Ali N. Mohamed: There is no political instability in the Maldives, but there is a dynamic political situation in the country. There are differences of opinion. Whenever you have a competitive political situation in the country, there will always be differences between the two parties. Here in the United States, you have differences of opinion between the two major political parties, and wherever you have competitive political systems, those differences would exist.

We believe that within the competitive political environment, when you have polity discourses coming out from that, that will be much more healthier in dealing with issues. It is much easier for any government when you have consensus among the political class of the country on issues such as climate change, which we believe we do. Regardless of political persuasion of any individual or any political party, their views on climate change and the things that we need to do to counter that remains consistent.

Monica Trauzzi: What message should island nations be delivering to the international community in December at the U.N. meeting in Paris?
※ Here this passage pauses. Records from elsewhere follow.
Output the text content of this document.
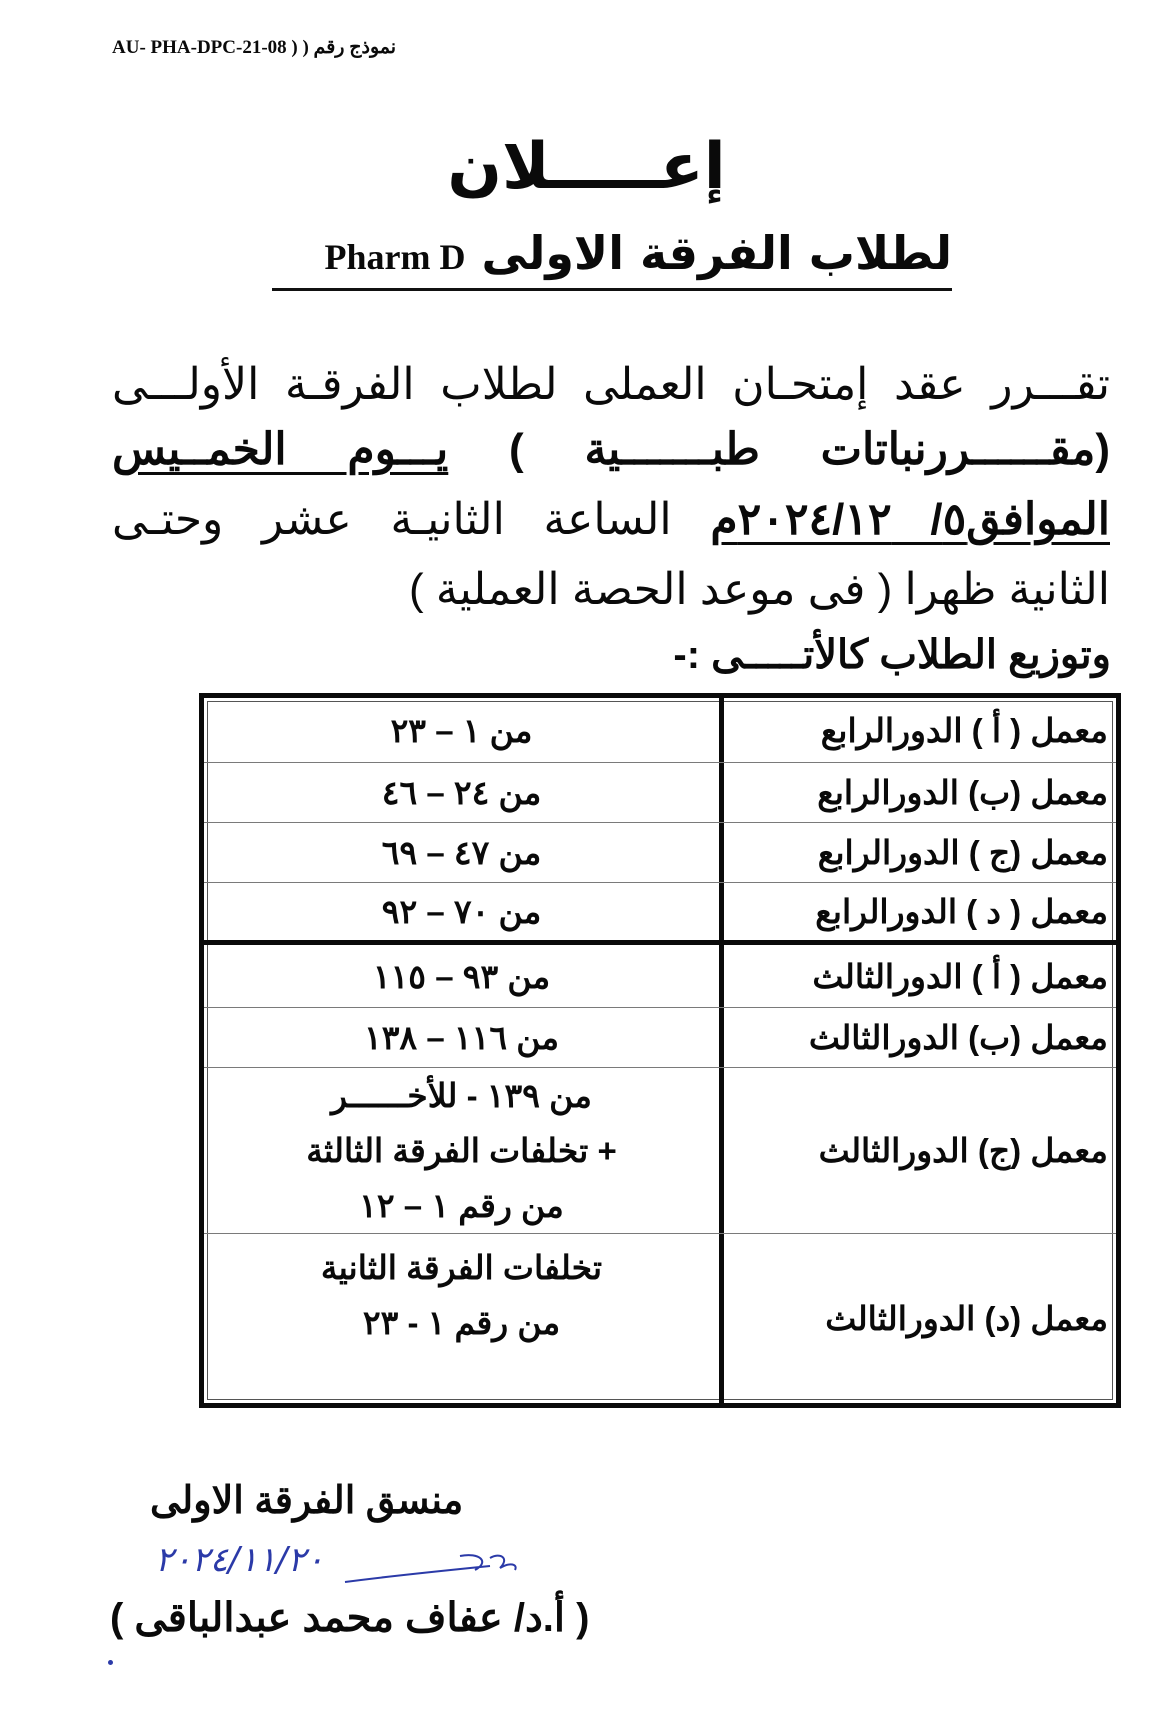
نموذج رقم ( AU- PHA-DPC-21-08 )
إعـــــلان
لطلاب الفرقة الاولى Pharm D
تقـــرر عقد إمتحـان العملى لطلاب الفرقـة الأولـــى
(مقــــــررنباتات طبـــــــية ) يـــوم الخمــيس
الموافق٥/ ٢٠٢٤/١٢م الساعة الثانيـة عشر وحتـى
الثانية ظهرا ( فى موعد الحصة العملية )
وتوزيع الطلاب كالأتـــــى :-
معمل ( أ ) الدورالرابع
من ١ – ٢٣
معمل (ب) الدورالرابع
من ٢٤ – ٤٦
معمل (ج ) الدورالرابع
من ٤٧ – ٦٩
معمل ( د ) الدورالرابع
من ٧٠ – ٩٢
معمل ( أ ) الدورالثالث
من ٩٣ – ١١٥
معمل (ب) الدورالثالث
من ١١٦ – ١٣٨
معمل (ج) الدورالثالث
من ١٣٩ - للأخــــــر
+ تخلفات الفرقة الثالثة
من رقم ١ – ١٢
معمل (د) الدورالثالث
تخلفات الفرقة الثانية
من رقم ١ - ٢٣
منسق الفرقة الاولى
٢٠٢٤/١١/٢٠
( أ.د/ عفاف محمد عبدالباقى )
Ali N. Mohamed: The island -- low-lying -- particularly the low-lying island nations will be delivering -- the message that they will be crafting at -- in Paris would be that: No. 1, there has to be a legally binding, inclusive agreement, time-honored agreement, where every country takes part, particularly the emerging countries. No one should be left behind.
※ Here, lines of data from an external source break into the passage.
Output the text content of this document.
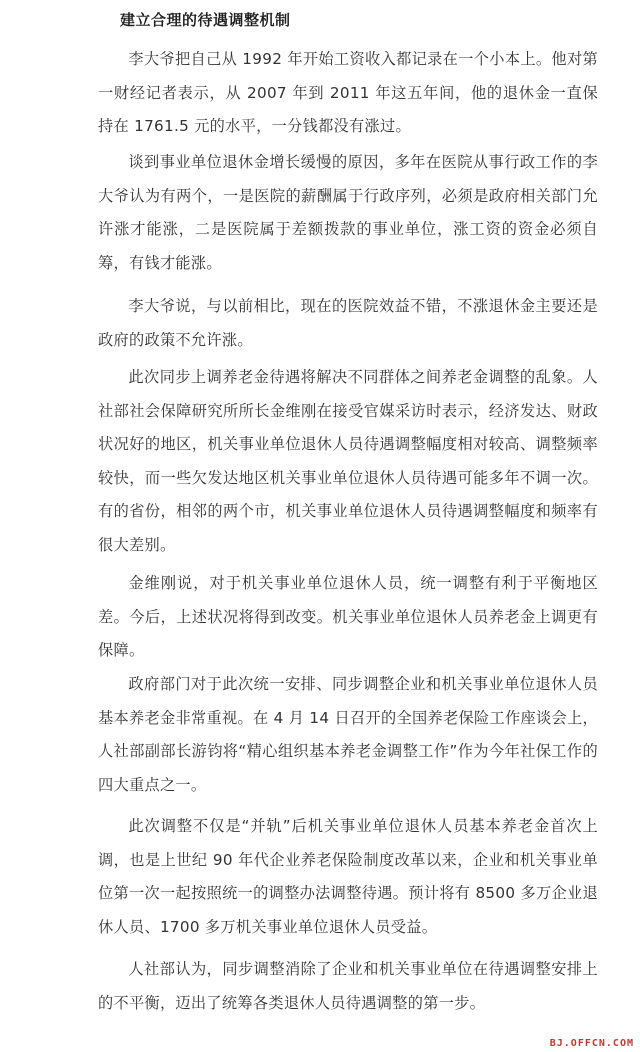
建立合理的待遇调整机制

李大爷把自己从 1992 年开始工资收入都记录在一个小本上。他对第一财经记者表示，从 2007 年到 2011 年这五年间，他的退休金一直保持在 1761.5 元的水平，一分钱都没有涨过。

谈到事业单位退休金增长缓慢的原因，多年在医院从事行政工作的李大爷认为有两个，一是医院的薪酬属于行政序列，必须是政府相关部门允许涨才能涨，二是医院属于差额拨款的事业单位，涨工资的资金必须自筹，有钱才能涨。

李大爷说，与以前相比，现在的医院效益不错，不涨退休金主要还是政府的政策不允许涨。

此次同步上调养老金待遇将解决不同群体之间养老金调整的乱象。人社部社会保障研究所所长金维刚在接受官媒采访时表示，经济发达、财政状况好的地区，机关事业单位退休人员待遇调整幅度相对较高、调整频率较快，而一些欠发达地区机关事业单位退休人员待遇可能多年不调一次。有的省份，相邻的两个市，机关事业单位退休人员待遇调整幅度和频率有很大差别。

金维刚说，对于机关事业单位退休人员，统一调整有利于平衡地区差。今后，上述状况将得到改变。机关事业单位退休人员养老金上调更有保障。

政府部门对于此次统一安排、同步调整企业和机关事业单位退休人员基本养老金非常重视。在 4 月 14 日召开的全国养老保险工作座谈会上，人社部副部长游钧将“精心组织基本养老金调整工作”作为今年社保工作的四大重点之一。

此次调整不仅是“并轨”后机关事业单位退休人员基本养老金首次上调，也是上世纪 90 年代企业养老保险制度改革以来，企业和机关事业单位第一次一起按照统一的调整办法调整待遇。预计将有 8500 多万企业退休人员、1700 多万机关事业单位退休人员受益。

人社部认为，同步调整消除了企业和机关事业单位在待遇调整安排上的不平衡，迈出了统筹各类退休人员待遇调整的第一步。

BJ.OFFCN.COM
And No. 2, mitigation and adaptation should be given priority -- and the unique challenges that low-lying island states have, particularly on the issue of adaptation, that has to be given particular emphasis.

And the third: ... that has to be taken into account in whatever form that there is consensus among them. The island states -- the Alliance of Small Island States, we -- the Maldives is currently the chair of this group. We work in building consensus. We believe that it is by building consensus that you can address issues such as this, which is a common challenge which requires common solution.
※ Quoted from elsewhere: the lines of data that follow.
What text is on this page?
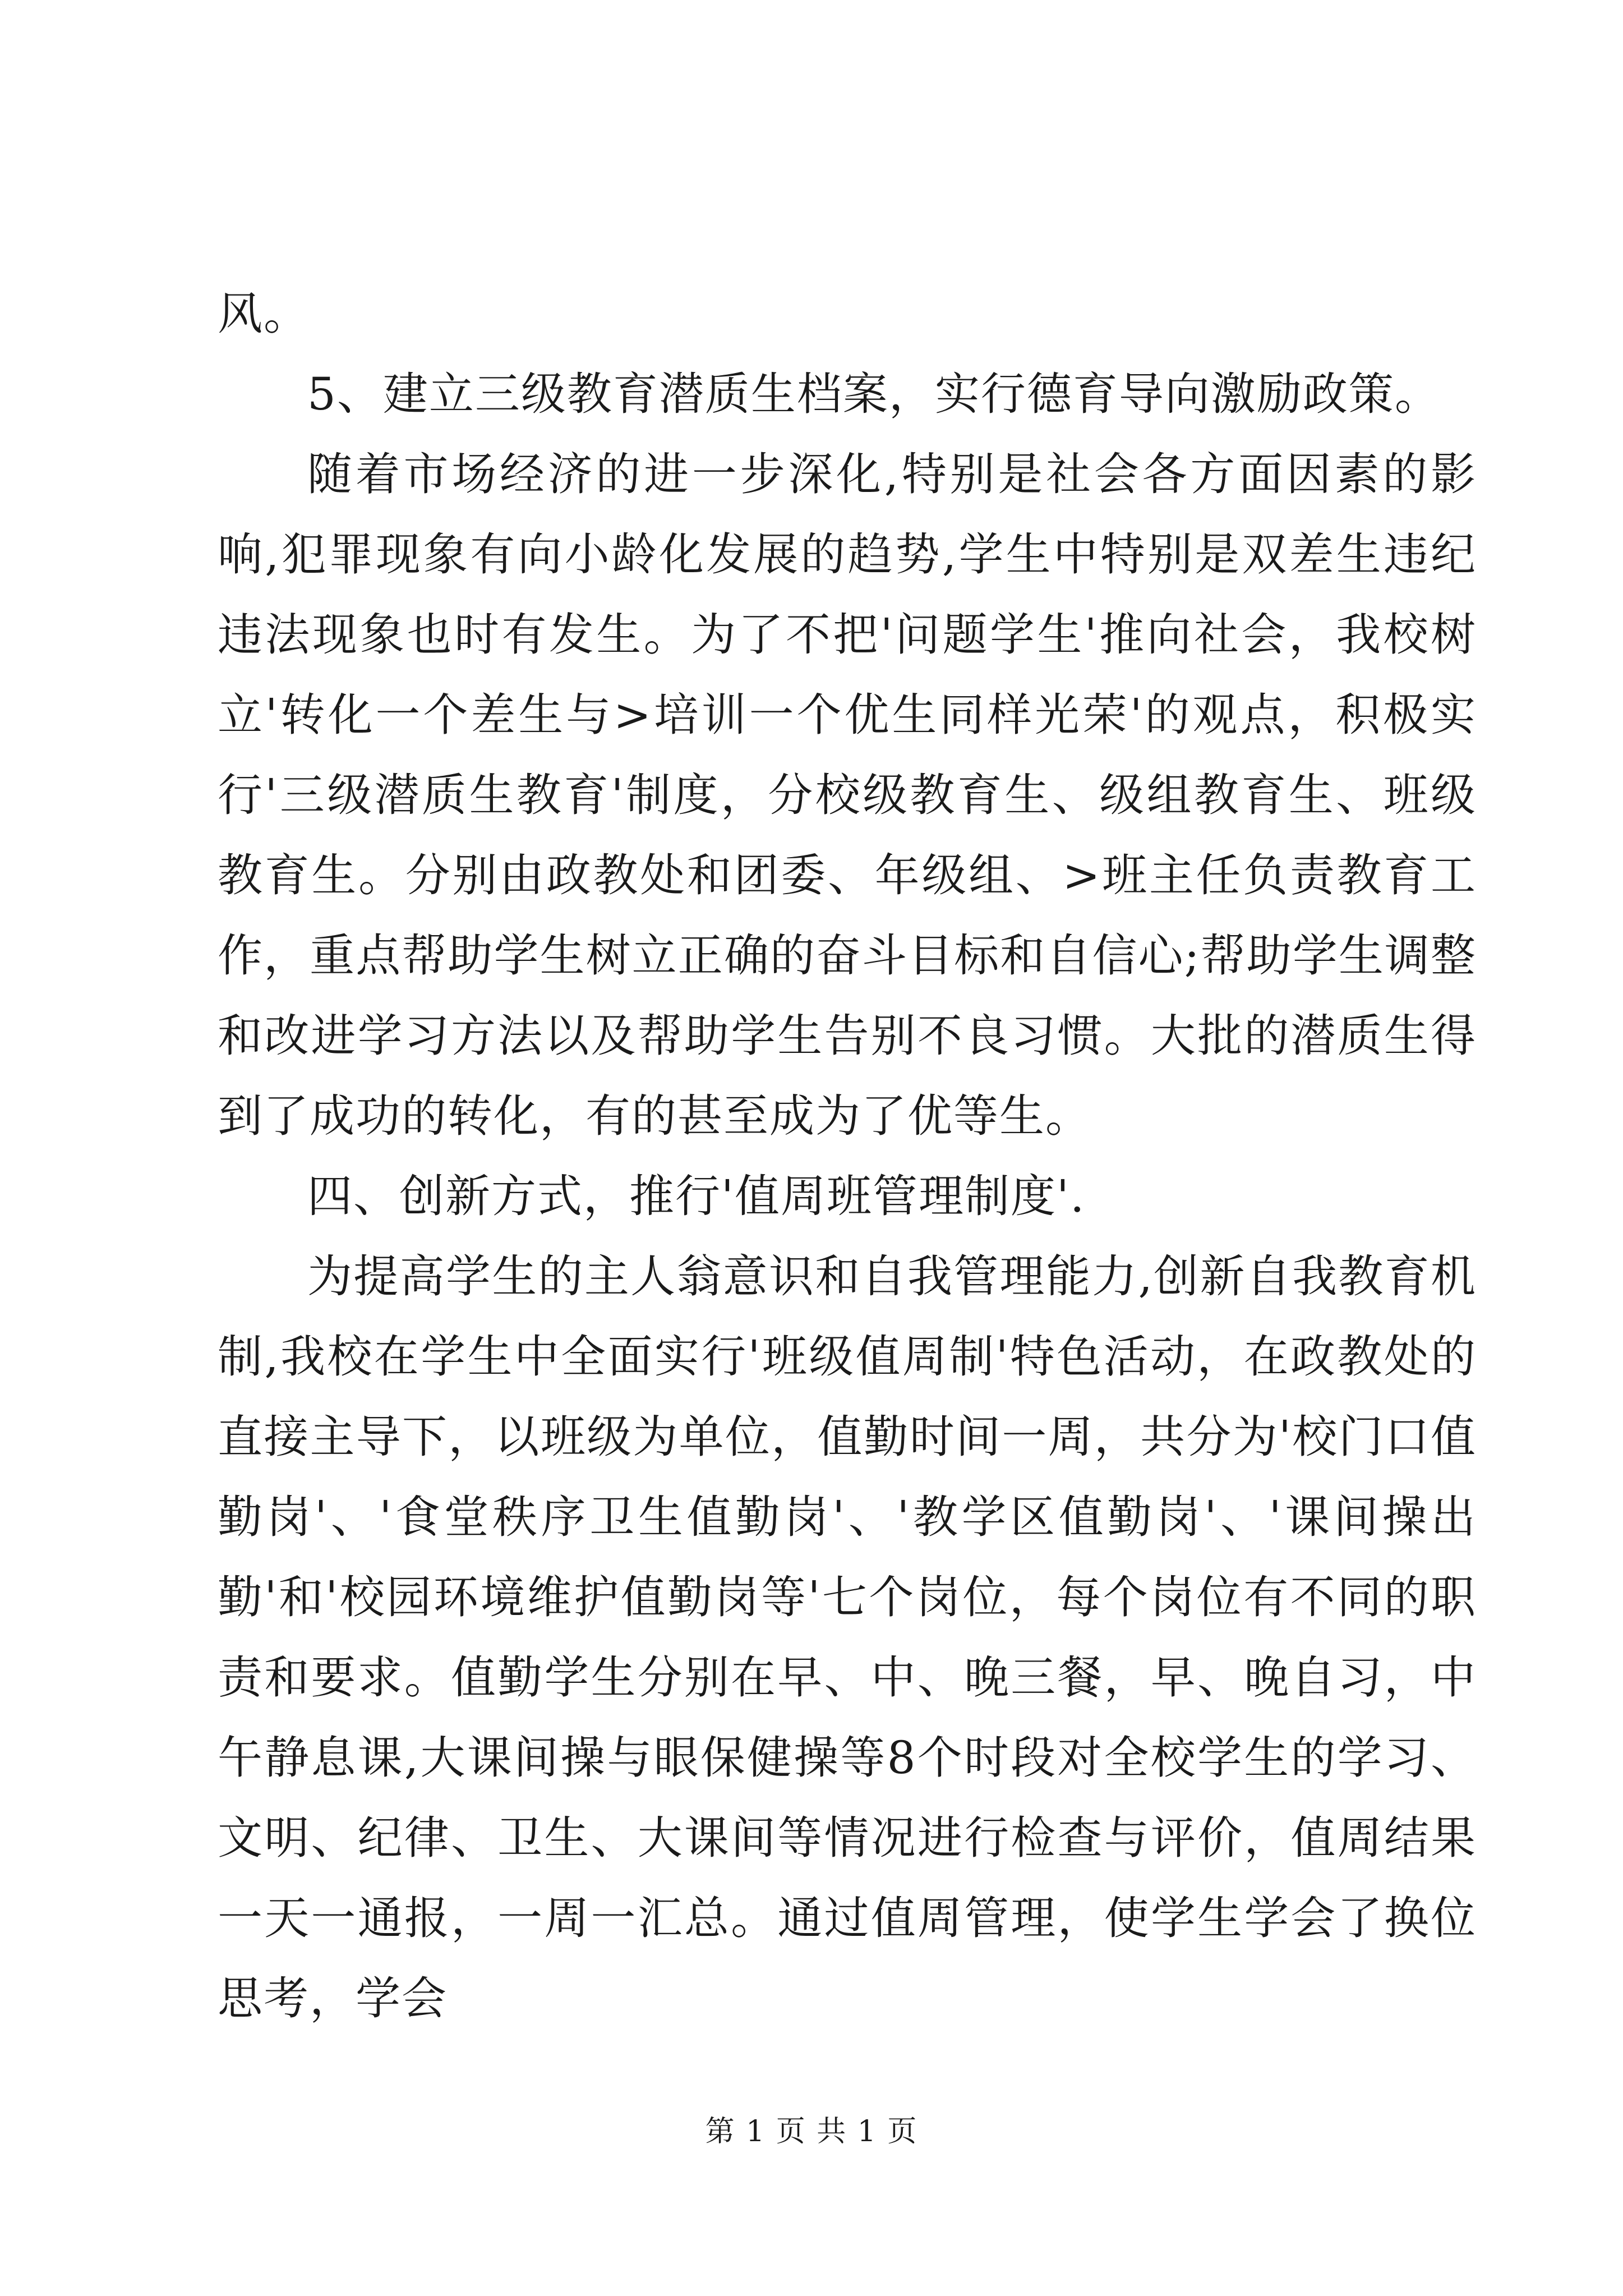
风。

5、建立三级教育潜质生档案，实行德育导向激励政策。

随着市场经济的进一步深化,特别是社会各方面因素的影响,犯罪现象有向小龄化发展的趋势,学生中特别是双差生违纪违法现象也时有发生。为了不把'问题学生'推向社会，我校树立'转化一个差生与>培训一个优生同样光荣'的观点，积极实行'三级潜质生教育'制度，分校级教育生、级组教育生、班级教育生。分别由政教处和团委、年级组、>班主任负责教育工作，重点帮助学生树立正确的奋斗目标和自信心;帮助学生调整和改进学习方法以及帮助学生告别不良习惯。大批的潜质生得到了成功的转化，有的甚至成为了优等生。

四、创新方式，推行'值周班管理制度'.

为提高学生的主人翁意识和自我管理能力,创新自我教育机制,我校在学生中全面实行'班级值周制'特色活动，在政教处的直接主导下，以班级为单位，值勤时间一周，共分为'校门口值勤岗'、'食堂秩序卫生值勤岗'、'教学区值勤岗'、'课间操出勤'和'校园环境维护值勤岗等'七个岗位，每个岗位有不同的职责和要求。值勤学生分别在早、中、晚三餐，早、晚自习，中午静息课,大课间操与眼保健操等8个时段对全校学生的学习、文明、纪律、卫生、大课间等情况进行检查与评价，值周结果一天一通报，一周一汇总。通过值周管理，使学生学会了换位思考，学会

第 1 页 共 1 页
Monica Trauzzi: So this list is what you would like to see happen. Several of those items, though, will be difficult to achieve in Paris. So what outcome -- what's the sort of bar for success in Paris? What would you consider a success?

Ali N. Mohamed: Well, we always remain very optimistic. We aim high, and by raising the bar, only you can measure success. We believe that the agreement should produce a result where the global temperature should stabilize at 1.5 and that we believe that there will be consensus. Be it in Paris or be it after Paris, there will be consensus.

As I've told at beginning, when the Maldives raised the issue of climate change in 1980s, not very many people actually took us very seriously. That was in 1987. But we have -- and it was also quite interesting to see world leaders going to the U.N. podium yesterday and speaking about climate refugees. That was a notion that Maldives actually started speaking in early 1990s, and then some journalists, including some economists, started writing whether this is something to be taken seriously.

So we believe that by having a target as high as we wish, that would encourage nations and leaders to actually work for it.

Monica Trauzzi: In August, the Obama administration released its final Clean Power Plan to reduce emissions from the power sector. China has also established commitments to reduce emissions. How did these actions by the world's major emitters affect prospects for your country?

Ali N. Mohamed: Very much so. We are very, very encouraged by the bold decisions and policy announcements by these two countries and we would encourage other emitting countries to follow suit in our ambitious policy plans. But having said that, having ambitious policy plans is one thing; it's quite another to be able to actually implement those policies. For us, for the Alliance of Small Island States and the low-lying island states in the world, for us, it is the actions that counts more. Policies are good, necessary, and need to have that, but actions that can reduce emissions is what counts, and that's what we'd like to see.

Monica Trauzzi: We'll end it right there. I thank you for your time. Thank you for coming in.

Ali N. Mohamed: Thank you.

Monica Trauzzi: And thanks for watching. We'll see you back here tomorrow.